By 2001 Lucy’s philanthropy had taken shape as the Sumatran Orangutan Society (SOS). Her deep dive into issues beyond pet trade persecution of individuals took Lucy to a better understanding of the orangutan extinction threat posed by deforestation, logging and palm oil plantations. Rubbing shoulders with primatologists and absorbing all she could learn from conservationists, she turned SOS into a formidable force. Led by Lucy, the SOS branch network expanded in the UK, the United States, Australia, New Zealand and Indonesia.
Nearly 25 years later, the SOS-led centre in Sumatra alone has saved more than 200 orangutans. SOS has also been at the forefront of tree-planting initiatives to protect orangutan habitats, succeeding in planting over 2,000 hectares with two million trees. Added to that, working alongside farmers, local organisations and communities living along the forest edge, SOS estimates that it has engaged more than 7,000 people in conservation action. For all of its endeavours to save and protect orangutans, SOS is now raising in excess of £800,000 each year.

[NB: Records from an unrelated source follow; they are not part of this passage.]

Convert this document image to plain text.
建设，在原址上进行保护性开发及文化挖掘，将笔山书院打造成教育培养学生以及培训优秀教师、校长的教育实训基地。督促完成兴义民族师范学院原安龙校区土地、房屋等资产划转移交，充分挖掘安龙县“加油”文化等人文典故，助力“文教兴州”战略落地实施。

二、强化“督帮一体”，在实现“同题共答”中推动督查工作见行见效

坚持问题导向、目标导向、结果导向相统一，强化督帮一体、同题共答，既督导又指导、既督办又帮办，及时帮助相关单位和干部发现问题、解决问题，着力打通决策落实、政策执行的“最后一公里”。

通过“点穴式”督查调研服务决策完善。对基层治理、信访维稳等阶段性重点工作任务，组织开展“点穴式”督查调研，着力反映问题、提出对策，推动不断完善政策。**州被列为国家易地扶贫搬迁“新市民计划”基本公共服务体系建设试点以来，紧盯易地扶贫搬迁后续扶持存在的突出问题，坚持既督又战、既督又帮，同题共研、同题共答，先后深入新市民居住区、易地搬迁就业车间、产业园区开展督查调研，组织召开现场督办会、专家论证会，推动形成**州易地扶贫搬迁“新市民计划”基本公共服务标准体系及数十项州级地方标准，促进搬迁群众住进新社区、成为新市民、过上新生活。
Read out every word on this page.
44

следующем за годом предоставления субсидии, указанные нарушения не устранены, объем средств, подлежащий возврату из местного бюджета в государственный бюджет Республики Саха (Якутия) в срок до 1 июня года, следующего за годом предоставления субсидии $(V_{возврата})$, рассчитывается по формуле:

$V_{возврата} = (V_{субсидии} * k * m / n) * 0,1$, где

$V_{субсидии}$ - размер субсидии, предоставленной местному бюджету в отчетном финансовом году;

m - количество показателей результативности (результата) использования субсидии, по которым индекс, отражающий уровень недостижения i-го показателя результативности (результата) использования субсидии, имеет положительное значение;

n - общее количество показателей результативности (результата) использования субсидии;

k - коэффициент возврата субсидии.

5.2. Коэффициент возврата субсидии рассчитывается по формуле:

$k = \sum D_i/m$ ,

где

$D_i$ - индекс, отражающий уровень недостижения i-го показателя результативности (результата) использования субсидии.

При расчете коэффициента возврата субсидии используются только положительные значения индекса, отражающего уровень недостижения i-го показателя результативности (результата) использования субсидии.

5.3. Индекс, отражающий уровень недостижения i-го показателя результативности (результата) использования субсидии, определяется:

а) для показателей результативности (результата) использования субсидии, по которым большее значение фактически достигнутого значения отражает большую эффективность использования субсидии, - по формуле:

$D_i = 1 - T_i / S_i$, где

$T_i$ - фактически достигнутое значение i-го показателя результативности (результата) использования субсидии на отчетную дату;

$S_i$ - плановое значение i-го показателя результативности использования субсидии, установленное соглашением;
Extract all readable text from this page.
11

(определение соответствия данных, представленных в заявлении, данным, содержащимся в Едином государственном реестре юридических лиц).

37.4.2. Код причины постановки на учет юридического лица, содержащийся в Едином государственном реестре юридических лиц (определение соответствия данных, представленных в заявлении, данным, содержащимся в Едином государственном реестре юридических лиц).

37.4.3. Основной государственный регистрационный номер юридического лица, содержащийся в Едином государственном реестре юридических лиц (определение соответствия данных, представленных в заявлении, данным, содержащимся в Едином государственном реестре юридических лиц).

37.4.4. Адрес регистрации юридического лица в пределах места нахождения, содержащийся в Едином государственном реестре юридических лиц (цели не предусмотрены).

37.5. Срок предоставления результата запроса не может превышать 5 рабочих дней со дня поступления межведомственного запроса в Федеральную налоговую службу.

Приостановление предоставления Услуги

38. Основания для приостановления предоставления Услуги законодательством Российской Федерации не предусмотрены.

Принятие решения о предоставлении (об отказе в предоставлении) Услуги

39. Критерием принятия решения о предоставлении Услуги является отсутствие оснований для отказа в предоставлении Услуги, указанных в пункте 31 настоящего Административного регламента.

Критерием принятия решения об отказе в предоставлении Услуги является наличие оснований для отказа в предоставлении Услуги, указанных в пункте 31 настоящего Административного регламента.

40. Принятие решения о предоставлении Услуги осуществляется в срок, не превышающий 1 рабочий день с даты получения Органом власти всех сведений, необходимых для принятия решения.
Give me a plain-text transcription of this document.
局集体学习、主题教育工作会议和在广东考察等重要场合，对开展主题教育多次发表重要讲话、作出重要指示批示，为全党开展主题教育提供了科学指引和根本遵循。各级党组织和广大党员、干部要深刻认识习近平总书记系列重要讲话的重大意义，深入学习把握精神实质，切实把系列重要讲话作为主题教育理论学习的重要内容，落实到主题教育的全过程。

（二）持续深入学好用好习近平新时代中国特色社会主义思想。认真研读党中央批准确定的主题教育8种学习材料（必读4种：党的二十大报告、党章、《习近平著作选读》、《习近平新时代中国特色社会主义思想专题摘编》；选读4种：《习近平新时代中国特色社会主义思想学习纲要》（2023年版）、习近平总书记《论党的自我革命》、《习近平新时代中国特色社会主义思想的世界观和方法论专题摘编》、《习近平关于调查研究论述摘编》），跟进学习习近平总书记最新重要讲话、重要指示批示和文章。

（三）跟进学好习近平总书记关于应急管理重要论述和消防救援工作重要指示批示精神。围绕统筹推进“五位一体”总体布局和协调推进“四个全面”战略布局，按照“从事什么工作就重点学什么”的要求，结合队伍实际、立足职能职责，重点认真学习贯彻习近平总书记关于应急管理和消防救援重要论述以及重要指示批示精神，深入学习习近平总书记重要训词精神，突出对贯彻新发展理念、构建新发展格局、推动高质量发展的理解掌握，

Lucy Wisdom died in 2009. In the five years that she lived without cancer, orangutans became her joy, her focus, her mission, her philanthropy. In the last eight and a half years of her life when the cancer returned, the orangutans’ survival continued to mean everything to her and, as treatment allowed, she worked tirelessly on their behalf.
Two years before Lucy died, the SOS-inspired-and-influenced Governor of North Sumatra asked for an environmental education curriculum for schools to be developed, the focus of which would be the importance of orangutan habitat for the ecosystem. As a result, thousands of secondary school students have had their opportunity to find out why orangutans matter and how they change lives. A privileged group of pupils at Bukit Mas know better than most, lucky as they are to be taught at the Lucy Wisdom School, dedicated to the memory of a swinging philanthropist who did amazing stuff.